The three who were arrested last week and whose names are being withheld for security reason have since been detained for questioning and will be arranged before court after investigations and all trail procedures completed.
The Deputy Minister for Interior, Mr. Agyemang Manu made the disclosure in London when he addressed the leadership and members of the UK and Ireland branch of the New Patriotic Party.
The meeting was part of the branch’s periodic meetings with Ghana government officials to brief them on government policies and programmes and how the members could fit in to provide support to the government.
He said the government was in control of the security situation in the country and has also ensured that the drug situation does not in any way jeopardise the plans and security of the people of the country.
Mr. Manu noted that the NPP government has done more than any other government in the country, in terms of drug control and re-iterating that the recent cocaine issues was unfortunately blown out of proportion with the opposition taking undue advantage of it to paint a very negative image about the government and THE NPP.

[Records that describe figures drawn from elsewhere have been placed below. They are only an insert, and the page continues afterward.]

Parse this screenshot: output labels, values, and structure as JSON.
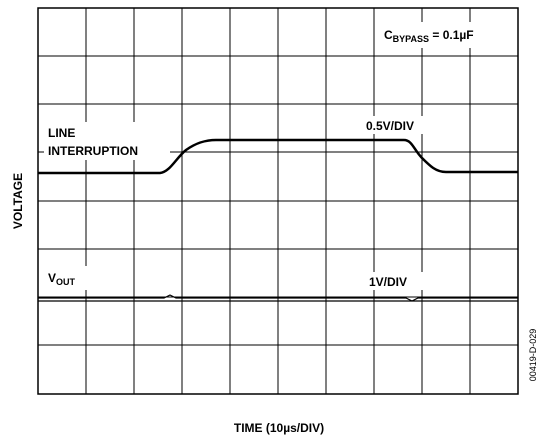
{
  "annotations": {
    "bypass": {
      "main": "C",
      "sub": "BYPASS",
      "rest": " = 0.1µF"
    },
    "line_interruption": [
      "LINE",
      "INTERRUPTION"
    ],
    "upper_scale": "0.5V/DIV",
    "vout": {
      "main": "V",
      "sub": "OUT"
    },
    "lower_scale": "1V/DIV"
  },
  "y_axis_label": "VOLTAGE",
  "x_axis_label": "TIME (10µs/DIV)",
  "figure_id": "00419-D-029"
}
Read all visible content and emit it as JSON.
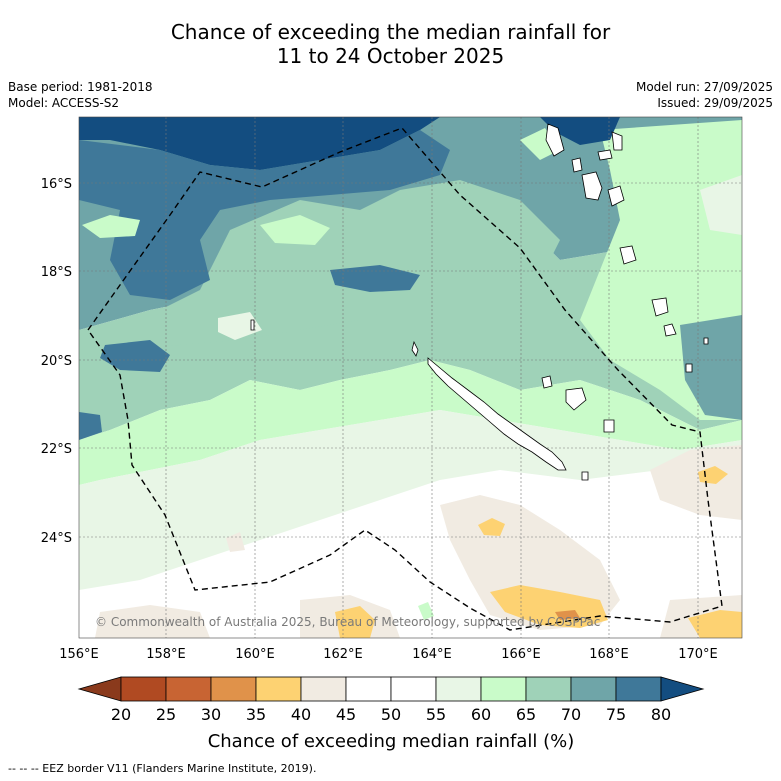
{
  "title_line1": "Chance of exceeding the median rainfall for",
  "title_line2": "11 to 24 October 2025",
  "meta_left": [
    "Base period: 1981-2018",
    "Model: ACCESS-S2"
  ],
  "meta_right": [
    "Model run: 27/09/2025",
    "Issued: 29/09/2025"
  ],
  "lat_labels": [
    "16°S",
    "18°S",
    "20°S",
    "22°S",
    "24°S"
  ],
  "lon_labels": [
    "156°E",
    "158°E",
    "160°E",
    "162°E",
    "164°E",
    "166°E",
    "168°E",
    "170°E"
  ],
  "copyright": "© Commonwealth of Australia 2025, Bureau of Meteorology, supported by COSPPac",
  "colorbar": {
    "title": "Chance of exceeding median rainfall (%)",
    "ticks": [
      "20",
      "25",
      "30",
      "35",
      "40",
      "45",
      "50",
      "55",
      "60",
      "65",
      "70",
      "75",
      "80"
    ],
    "colors": [
      "#8a3a1c",
      "#b04a22",
      "#c86433",
      "#e0924a",
      "#fdd272",
      "#f1ebe2",
      "#ffffff",
      "#ffffff",
      "#e8f6e6",
      "#c9fbc9",
      "#9fd2b8",
      "#6fa5a8",
      "#3f7899",
      "#134d80"
    ]
  },
  "footnote": "--  --  -- EEZ border V11 (Flanders Marine Institute, 2019).",
  "colors": {
    "dark_blue": "#134d80",
    "blue": "#3f7899",
    "teal": "#6fa5a8",
    "green_teal": "#9fd2b8",
    "light_green": "#c9fbc9",
    "pale_green": "#e8f6e6",
    "beige": "#f1ebe2",
    "yellow": "#fdd272",
    "orange": "#e0924a"
  }
}
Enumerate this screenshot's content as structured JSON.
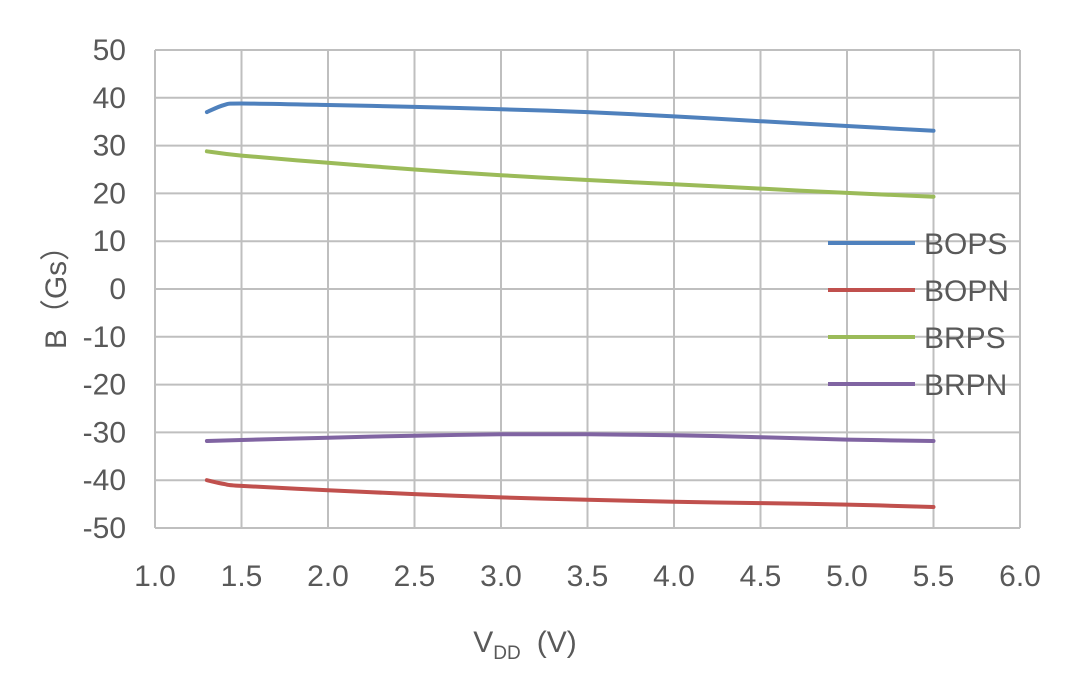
{
  "chart_data": {
    "type": "line",
    "xlabel": {
      "main": "V",
      "sub": "DD",
      "unit": "(V)"
    },
    "ylabel": "B（Gs）",
    "xlim": [
      1.0,
      6.0
    ],
    "ylim": [
      -50,
      50
    ],
    "xticks": [
      "1.0",
      "1.5",
      "2.0",
      "2.5",
      "3.0",
      "3.5",
      "4.0",
      "4.5",
      "5.0",
      "5.5",
      "6.0"
    ],
    "yticks": [
      "50",
      "40",
      "30",
      "20",
      "10",
      "0",
      "-10",
      "-20",
      "-30",
      "-40",
      "-50"
    ],
    "grid": true,
    "legend_position": "right",
    "series": [
      {
        "name": "BOPS",
        "color": "#4f81bd",
        "x": [
          1.3,
          1.4,
          1.5,
          2.0,
          2.5,
          3.0,
          3.5,
          4.0,
          4.5,
          5.0,
          5.5
        ],
        "y": [
          37.0,
          38.5,
          38.8,
          38.5,
          38.1,
          37.6,
          37.0,
          36.1,
          35.1,
          34.1,
          33.1
        ]
      },
      {
        "name": "BOPN",
        "color": "#c0504d",
        "x": [
          1.3,
          1.4,
          1.5,
          2.0,
          2.5,
          3.0,
          3.5,
          4.0,
          4.5,
          5.0,
          5.5
        ],
        "y": [
          -40.0,
          -40.8,
          -41.2,
          -42.1,
          -42.9,
          -43.6,
          -44.1,
          -44.5,
          -44.8,
          -45.1,
          -45.6
        ]
      },
      {
        "name": "BRPS",
        "color": "#9bbb59",
        "x": [
          1.3,
          1.5,
          2.0,
          2.5,
          3.0,
          3.5,
          4.0,
          4.5,
          5.0,
          5.5
        ],
        "y": [
          28.8,
          27.9,
          26.4,
          25.0,
          23.8,
          22.8,
          21.9,
          21.0,
          20.1,
          19.3
        ]
      },
      {
        "name": "BRPN",
        "color": "#8064a2",
        "x": [
          1.3,
          1.5,
          2.0,
          2.5,
          3.0,
          3.5,
          4.0,
          4.5,
          5.0,
          5.5
        ],
        "y": [
          -31.8,
          -31.6,
          -31.1,
          -30.7,
          -30.4,
          -30.4,
          -30.6,
          -31.0,
          -31.5,
          -31.8
        ]
      }
    ]
  }
}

The deputy minister observed that if the government had not taken the matter seriously, as was not done in the previous era, the issues could not have reached the dimension it reached. ‘It was all due to the fact that our government is truly a transparent one.’ He noted.

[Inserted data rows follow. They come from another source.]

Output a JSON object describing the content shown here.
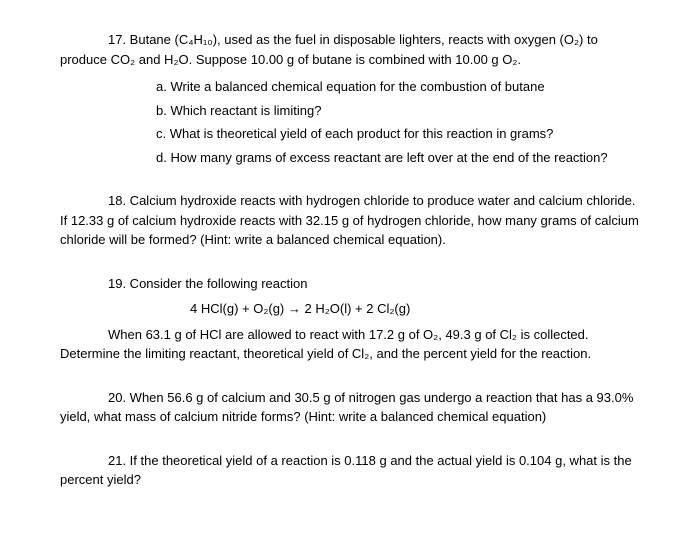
{
  "q17": {
    "intro": "17. Butane (C₄H₁₀), used as the fuel in disposable lighters, reacts with oxygen (O₂) to produce CO₂ and H₂O.  Suppose 10.00 g of butane is combined with 10.00 g O₂.",
    "a": "a.   Write a balanced chemical equation for the combustion of butane",
    "b": "b. Which reactant is limiting?",
    "c": "c. What is theoretical yield of each product for this reaction in grams?",
    "d": "d. How many grams of excess reactant are left over at the end of the reaction?"
  },
  "q18": {
    "text": "18. Calcium hydroxide reacts with hydrogen chloride to produce water and calcium chloride. If 12.33 g of calcium hydroxide reacts with 32.15 g of hydrogen chloride, how many grams of calcium chloride will be formed? (Hint: write a balanced chemical equation)."
  },
  "q19": {
    "intro": "19. Consider the following reaction",
    "equation": "4 HCl(g) + O₂(g) → 2 H₂O(l) + 2 Cl₂(g)",
    "body": "When 63.1 g of HCl are allowed to react with 17.2 g of O₂, 49.3 g of Cl₂ is collected. Determine the limiting reactant, theoretical yield of Cl₂, and the percent yield for the reaction."
  },
  "q20": {
    "text": "20. When 56.6 g of calcium and 30.5 g of nitrogen gas undergo a reaction that has a 93.0% yield, what mass of calcium nitride forms? (Hint: write a balanced chemical equation)"
  },
  "q21": {
    "text": "21. If the theoretical yield of a reaction is 0.118 g and the actual yield is 0.104 g, what is the percent yield?"
  }
}
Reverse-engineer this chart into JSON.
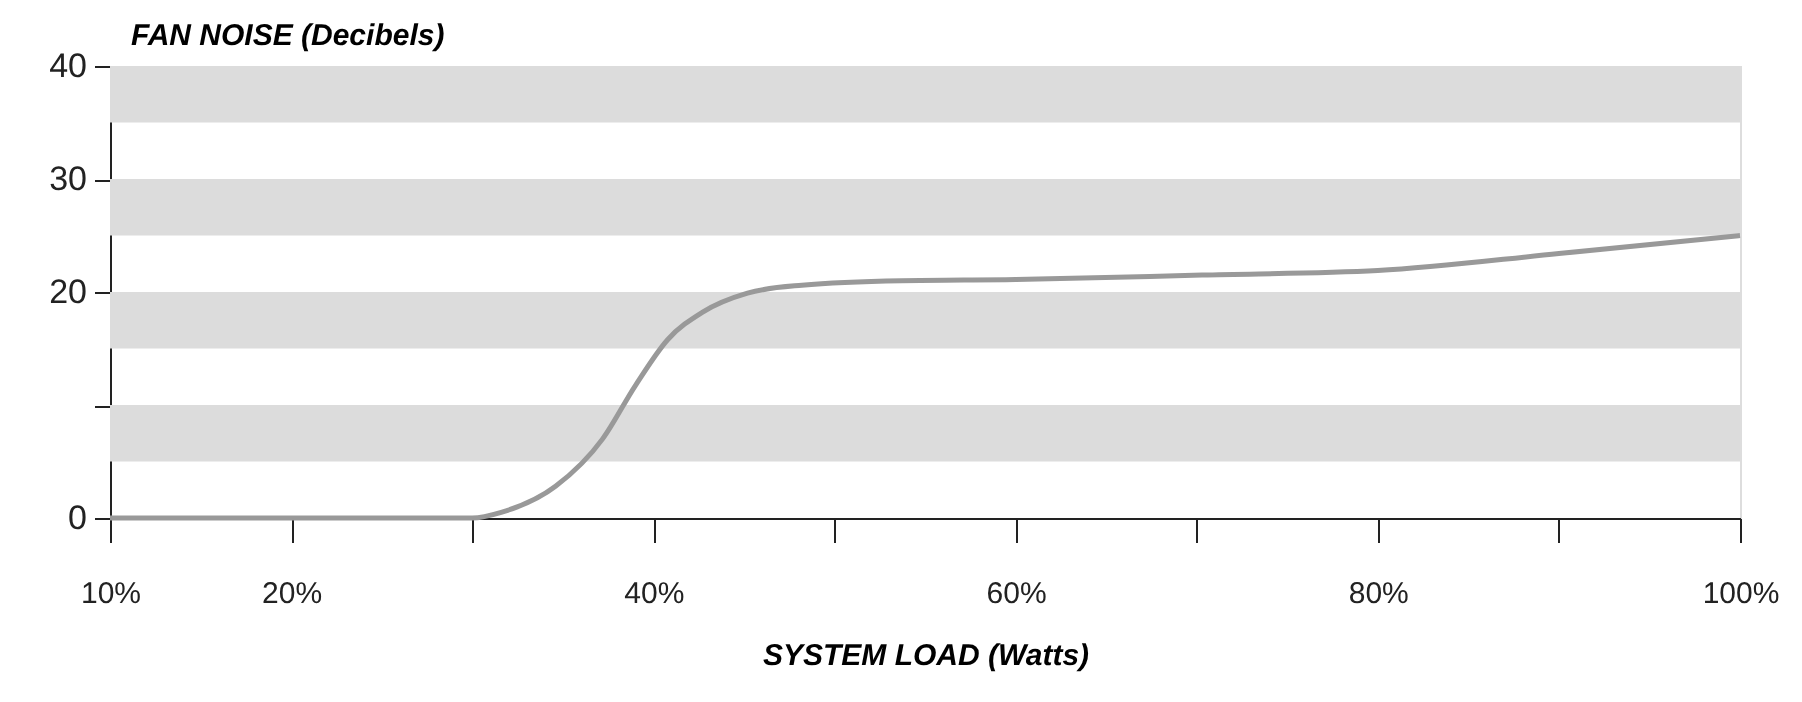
{
  "chart_data": {
    "type": "line",
    "xlabel": "SYSTEM LOAD (Watts)",
    "ylabel": "FAN NOISE  (Decibels)",
    "x": [
      10,
      20,
      30,
      31.6,
      34.6,
      37.2,
      39,
      40.8,
      42.7,
      45.2,
      48.2,
      53.7,
      60,
      70.3,
      80,
      90,
      100
    ],
    "series": [
      {
        "color": "#999999",
        "values": [
          0,
          0,
          0,
          0.5,
          2.8,
          7.0,
          11.7,
          15.8,
          18.2,
          19.9,
          20.6,
          21.0,
          21.1,
          21.5,
          21.9,
          23.4,
          25.0
        ]
      }
    ],
    "xlim": [
      10,
      100
    ],
    "xticks": [
      {
        "value": 10,
        "label": "10%"
      },
      {
        "value": 20,
        "label": "20%"
      },
      {
        "value": 30,
        "label": null
      },
      {
        "value": 40,
        "label": "40%"
      },
      {
        "value": 50,
        "label": null
      },
      {
        "value": 60,
        "label": "60%"
      },
      {
        "value": 70,
        "label": null
      },
      {
        "value": 80,
        "label": "80%"
      },
      {
        "value": 90,
        "label": null
      },
      {
        "value": 100,
        "label": "100%"
      }
    ],
    "ylim": [
      0,
      40
    ],
    "yticks": [
      0,
      {
        "value": 10,
        "label": null
      },
      20,
      30,
      40
    ],
    "bands": [
      {
        "axis": "y",
        "from": 5,
        "to": 10,
        "color": "#dcdcdc"
      },
      {
        "axis": "y",
        "from": 15,
        "to": 20,
        "color": "#dcdcdc"
      },
      {
        "axis": "y",
        "from": 25,
        "to": 30,
        "color": "#dcdcdc"
      },
      {
        "axis": "y",
        "from": 35,
        "to": 40,
        "color": "#dcdcdc"
      }
    ],
    "grid": false,
    "marker": "none",
    "line_style": "solid"
  }
}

He said the cocaine issue is not as bad as the opposition would want the world to believe. The problem according to the deputy minister, ‘is that they are painting wrong picture of Ghana to the world.’
He said the government would do its part to ensure that the citizenry is safe from drugs and the people who deal in them.
Mr. Manu announced, ‘the government has teamed up with other governments and agencies with the logistics and know-how to find diverse ways to curtail the illegal exportation and importation of all harmful drugs in the country.
To this end, the deputy minister recalled that, currently officials from the UK customs and excise are assisting their counterparts in Accra to install facilities at the Kotoka International Airport to check the illegal movement of drugs by dealers.
He hinted that the plan was not only to check the movement of such dangerous drugs into and from the country, but more importantly to put in measures to ensure demand reduction.
Mr. Manu also touched on other programmes by the government such as the youth employment, capitation grant, the GETFund among others and noted that they are all aimed at improving the lives of the people.
He also expressed the optimism that the good people of Ghana would look at these and retain the party in power for the continuation of such good works.
He therefore called on the members to also work hard to support the party from the diaspora to retain power in 2008 election.
‘If we are able to sustain what we have done, by next two years, we may have a landslide victory in the elections’ the deputy minister noted.